JavaParserDefinition v. LanguageSyntaxDefinition

The IJ platform provides nice APIs for working with template languages. For instance, MultiplePsiFilesPerDocumentFileViewProvider and other components of the API make it straightforward to combine multiple languages within a single document/editor.

I’ve been using a derived Java language as the embedded scripting language within my template plugin successfully for many years. But now that the Java parser has migrated to the “syntax” API, I’m running into gaps such as JavaParserDefinition v. LanguageSyntaxDefinition. I’m trying to align my LanguageSyntaxDefinition impl with code that expects JavaParserDefinition and it’s not working out well.

Is there some way to bridge these two worlds, or a plan to provide one?

It is unlikely that we have anything like that if we have no such features/needs in the codebase

It turns out my dependency on the old Java parser can still work as-is.
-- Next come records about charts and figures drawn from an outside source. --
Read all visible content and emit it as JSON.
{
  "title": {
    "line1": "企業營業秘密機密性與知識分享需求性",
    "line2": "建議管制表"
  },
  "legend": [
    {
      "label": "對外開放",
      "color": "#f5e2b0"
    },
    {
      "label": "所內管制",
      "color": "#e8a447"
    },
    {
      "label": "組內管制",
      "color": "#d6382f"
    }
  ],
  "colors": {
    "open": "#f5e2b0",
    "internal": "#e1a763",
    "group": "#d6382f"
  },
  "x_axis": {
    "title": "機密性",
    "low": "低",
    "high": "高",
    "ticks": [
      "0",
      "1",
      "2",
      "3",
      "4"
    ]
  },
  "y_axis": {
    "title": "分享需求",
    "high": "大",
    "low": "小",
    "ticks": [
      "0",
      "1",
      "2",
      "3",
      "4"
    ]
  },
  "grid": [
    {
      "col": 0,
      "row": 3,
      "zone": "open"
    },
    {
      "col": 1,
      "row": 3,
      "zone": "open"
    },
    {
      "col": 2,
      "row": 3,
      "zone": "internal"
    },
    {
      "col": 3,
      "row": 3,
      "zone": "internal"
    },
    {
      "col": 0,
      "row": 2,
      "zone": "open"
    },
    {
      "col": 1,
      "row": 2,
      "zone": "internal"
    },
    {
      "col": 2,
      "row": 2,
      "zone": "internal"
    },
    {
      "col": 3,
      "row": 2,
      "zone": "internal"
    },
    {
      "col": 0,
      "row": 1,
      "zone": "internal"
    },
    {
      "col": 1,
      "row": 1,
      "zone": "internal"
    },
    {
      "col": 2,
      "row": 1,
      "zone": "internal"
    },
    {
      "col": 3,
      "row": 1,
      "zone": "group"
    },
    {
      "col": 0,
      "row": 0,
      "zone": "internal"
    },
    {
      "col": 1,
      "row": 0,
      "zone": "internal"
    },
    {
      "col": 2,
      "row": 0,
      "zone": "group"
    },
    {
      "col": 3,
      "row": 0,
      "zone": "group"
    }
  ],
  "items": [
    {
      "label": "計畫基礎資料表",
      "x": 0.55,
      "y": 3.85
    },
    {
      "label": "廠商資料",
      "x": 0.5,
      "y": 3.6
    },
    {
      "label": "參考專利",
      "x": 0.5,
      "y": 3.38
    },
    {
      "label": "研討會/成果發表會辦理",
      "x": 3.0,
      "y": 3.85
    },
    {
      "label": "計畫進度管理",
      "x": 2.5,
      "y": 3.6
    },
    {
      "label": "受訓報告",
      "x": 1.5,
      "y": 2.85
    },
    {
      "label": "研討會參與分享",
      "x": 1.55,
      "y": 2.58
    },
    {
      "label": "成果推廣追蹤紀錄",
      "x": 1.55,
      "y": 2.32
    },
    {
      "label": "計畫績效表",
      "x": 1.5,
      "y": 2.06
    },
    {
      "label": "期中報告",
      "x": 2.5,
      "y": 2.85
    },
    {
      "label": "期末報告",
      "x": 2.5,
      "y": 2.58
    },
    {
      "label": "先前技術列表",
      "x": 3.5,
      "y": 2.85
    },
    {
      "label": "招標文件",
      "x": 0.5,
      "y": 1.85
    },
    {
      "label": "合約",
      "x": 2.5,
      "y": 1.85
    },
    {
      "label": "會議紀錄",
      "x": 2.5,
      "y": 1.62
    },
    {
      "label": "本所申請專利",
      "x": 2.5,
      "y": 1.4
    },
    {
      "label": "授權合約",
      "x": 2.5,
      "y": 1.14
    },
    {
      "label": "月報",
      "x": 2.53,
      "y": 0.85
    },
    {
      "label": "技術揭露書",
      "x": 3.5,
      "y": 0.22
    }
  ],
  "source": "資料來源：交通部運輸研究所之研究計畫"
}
The manifold template engine uses Java as a scripting language - editor support frozen at JDK 24/25 isn’t a big deal, since compiler and runtime will continue to be compatible with the latest JDK compiler.

The only concern I have now is that the IJ platform does not deprecate the old parser API for removal. I suppose if that happens, I can still maintain a copy of it for my own use.

I am still a bit surprised, though, that support for the Java language is now completely separate from custom languages; IJ has two language systems now: one based on ParserDefinition and one based on LanguageSyntaxDefinition. Where the former is compatible with all other existing platform APIs, and the latter not so much.